Suddenly, a loud cry pierced the radio waves: "Angel! I've caught an angel! I have an angel!!" It was Chloe, our guide. Chloe is a marine biologist specializing in plankton research. She had managed to capture a creature called a Sea Angel in a specialized net, and she was ecstatic about it. Her excitement was contagious, and we all shared her joy. We took turns approaching her, asking to see the "angel," and in response, she eagerly showed us her catch, a wing-flapping organism, placed in a glass.
As our time ran out, once again bouncing on the waves and showered with a fireworks display of salty sea spray, we headed back towards our ship. While we had our lunch, Hondius set course back to Freemansund, to our post-lunch landing spot - Kapp Waldburg.

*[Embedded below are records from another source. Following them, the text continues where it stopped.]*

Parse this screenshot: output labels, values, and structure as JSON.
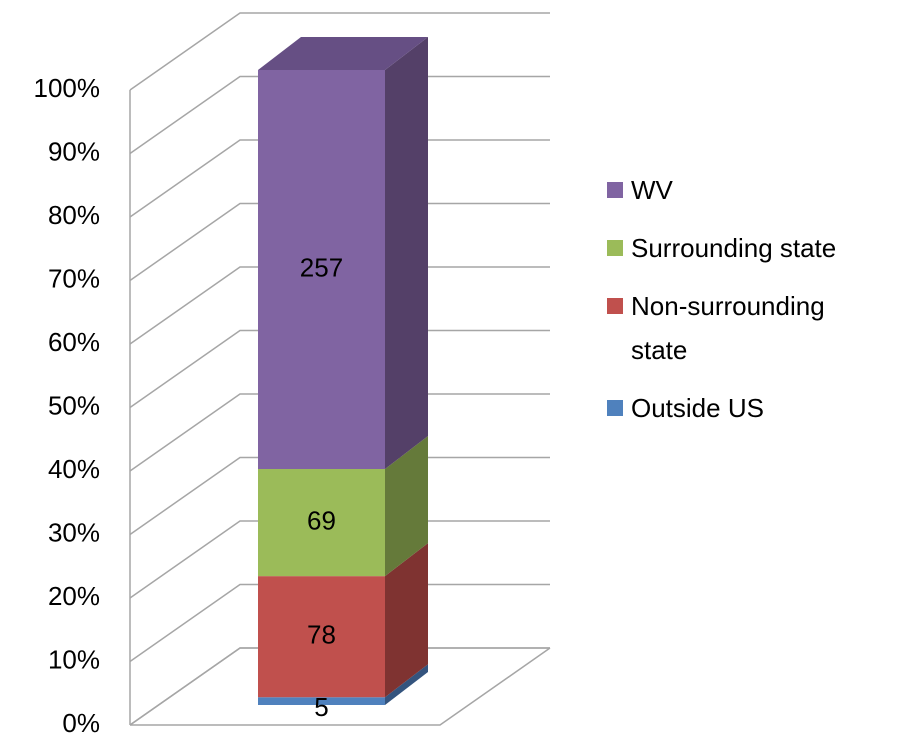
{
  "chart_data": {
    "type": "bar",
    "stacked": "percent",
    "categories": [
      null
    ],
    "series": [
      {
        "name": "Outside US",
        "color": "#4f81bd",
        "side": "#34547e",
        "values": [
          5
        ]
      },
      {
        "name": "Non-surrounding state",
        "color": "#c0504d",
        "side": "#7f3331",
        "values": [
          78
        ]
      },
      {
        "name": "Surrounding state",
        "color": "#9bbb59",
        "side": "#657a3a",
        "values": [
          69
        ]
      },
      {
        "name": "WV",
        "color": "#8064a2",
        "side": "#544068",
        "top": "#664f84",
        "values": [
          257
        ]
      }
    ],
    "ylim": [
      0,
      100
    ],
    "yticks": [
      {
        "value": 0,
        "label": "0%"
      },
      {
        "value": 10,
        "label": "10%"
      },
      {
        "value": 20,
        "label": "20%"
      },
      {
        "value": 30,
        "label": "30%"
      },
      {
        "value": 40,
        "label": "40%"
      },
      {
        "value": 50,
        "label": "50%"
      },
      {
        "value": 60,
        "label": "60%"
      },
      {
        "value": 70,
        "label": "70%"
      },
      {
        "value": 80,
        "label": "80%"
      },
      {
        "value": 90,
        "label": "90%"
      },
      {
        "value": 100,
        "label": "100%"
      }
    ],
    "grid": true,
    "legend": "right"
  }
}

It was a very interesting landing site, but according to our guides, it's not always possible to make a landing there. Weather conditions might not permit it, or a polar bear could be wandering along the shore.

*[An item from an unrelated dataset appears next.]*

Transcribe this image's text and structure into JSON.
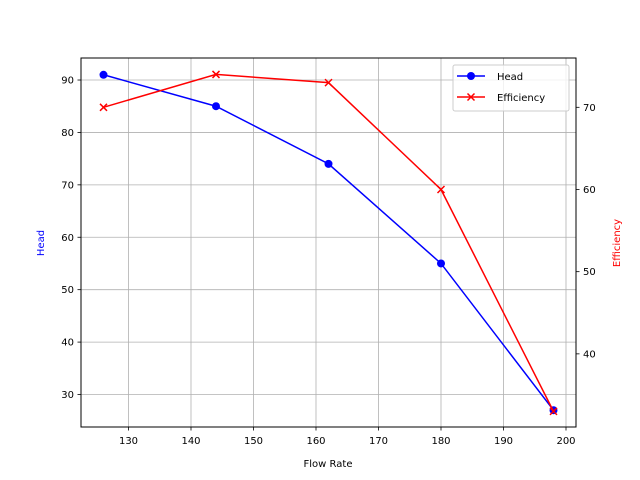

However, believe it or not, we succeeded this time! Our guides skilfully maneuverer their Zodiacs bac k and forth between the shore and the ship and quickly ferried all of us to the beach. The planned walk wasn't meant to be a long one, nor was it necessary. The main attraction was the bird cliff. Over thousands of years, a stream running down the slope had carved a true canyon with vertical walls. This was the chosen nesting ground for black-legged kittiwakes. Hundreds and hundreds of birds had built their nests there and were raising their chicks. We could get very close to them, but we still maintained a respectful distance. The cacophony of calls was simply deafening. We settled on the slope and simply observed the everyday life of these hardworking feathered creatures.
Indeed, there's a golden rule: where there's a bird cliff, there's bound to be a burrow where Arctic foxes reside. And that was the case here. Small and audacious creatures darted back and forth, getting tangled at our feet, and kept catching hapless birds. They would then scurry off to hide their lifeless bodies in a secluded spot to dig them up and eat them during the winter.
It was time to return to the ship. The Zodiacs were ready! Swiftly cutting through the waves, they shuttled us back to the vessel under the rays of the low Arctic sun. As soon as the last of us returned onboard, Hondius set a course to the south. We had nearly two hundred nautical miles to cover! It was a wonderful day filled with unforgettable experiences!